The Berlin-inspired Checkpoint Charly. (Photo: Checkpoint Charly)
Checkpoint Charly is a restaurant worth exploring for the historical ambience alone. As the name suggests, the interior is inspired by the famed Berlin Wall crossing point. Without an actual wall, the restaurant is divided visually into two parts. The Eastern part features exposed brick walls and hardback wooden chairs. The Western part has a piano, tablecloths, and soft-back chairs. The food (on both sides) is excellent.
For a more upscale choice head to Moskovska 15, located in one of the oldest buildings in Sofia — the Clock House — right behind what used to be the tsar’s palace. The menu changes every week and will be sure to inspire even the pickiest of foodies. The wine list is pretty extensive, too, with choices from all corners of the world. But make sure to try some of the Bulgarian wines; you might be surprised. In the summer, you might opt to leave the elegant interior for the specious, artfully-lit garden. Dining there, it’s easy to forget you’re in the center of a big city.
Interior of Rakia Bar Raketa. (Photo: Nikolay G./Tripadvisor)
When in Bulgaria, drink like a Bulgarian. The local specialty is rakia, a strong fruit brandy, often home-made. The best place in Sofia to try it is Rakia Bar Raketa, a trendy place where rakia rules. The modern décor is reminiscent of Communist times, with walls adorned in Soviet-era posters and artifacts, including TV sets and radios. You can find an extraordinary variety of rakia here, including a bottle made specifically for this bar. You can’t have rakia without meze. Try the shopska salad, a Bulgarian upgrade to the Greek salad.
If you’re feeling adventurous and want a more intimate experience, head to Sam Doidoh, a real hole-in-the-wall that feels like you’re trespassing in someone’s living room. The pub’s name is scribbled in chalk by the entrance and the décor inside is basic, with sausages hanging from the ceiling.
The scene at Tequila. (Photo: Tequila)
Bulgarians love to dance and Sofia has a plethora of clubs that stay open until dawn, leaving plenty of time for club-hopping. Once upon a time… Biblioteka is a trendy pop club that hosts many of Bulgaria’s best DJs. It’s housed in the National Library Building, and it’s interior is inspired by comic books. The bar is a glass box stuffed with the torn pages of comics. The walls are painted with comic book characters, and so are the toilet seats in the bathrooms.

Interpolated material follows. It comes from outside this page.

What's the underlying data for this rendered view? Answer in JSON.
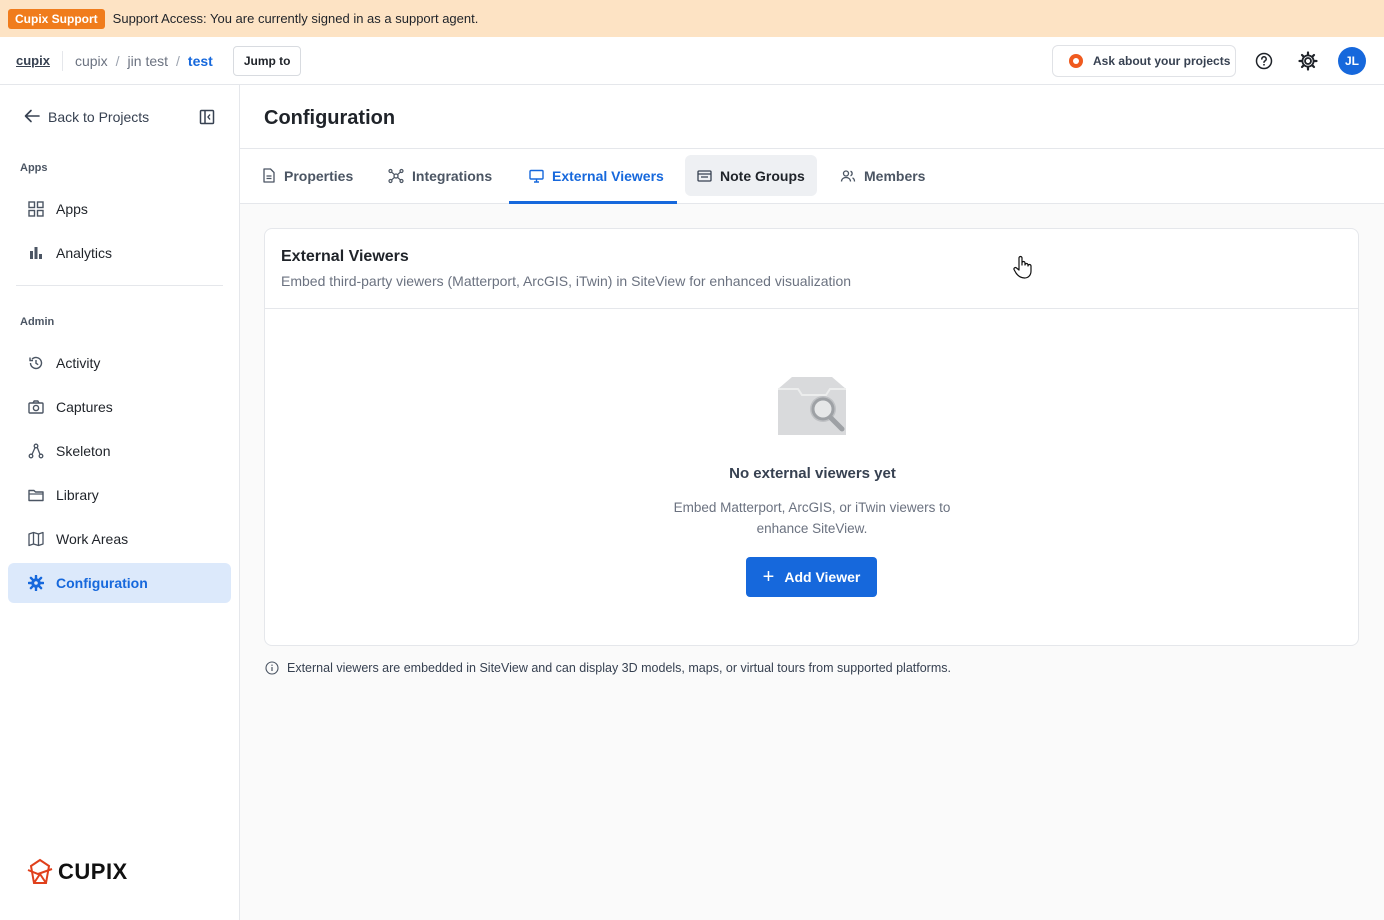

If you prefer house music, check out Bedroom or Tequila, while hip-hop lovers should head to Mixtape. There are also clubs that play chalga music, a blend of Bulgarian folk and pop. Live shows usually feature busty female singers dressed in skimpy outfits. Many Bulgarians would never set foot in a place like that — too tacky — but you might want to poke your head in just for a laugh.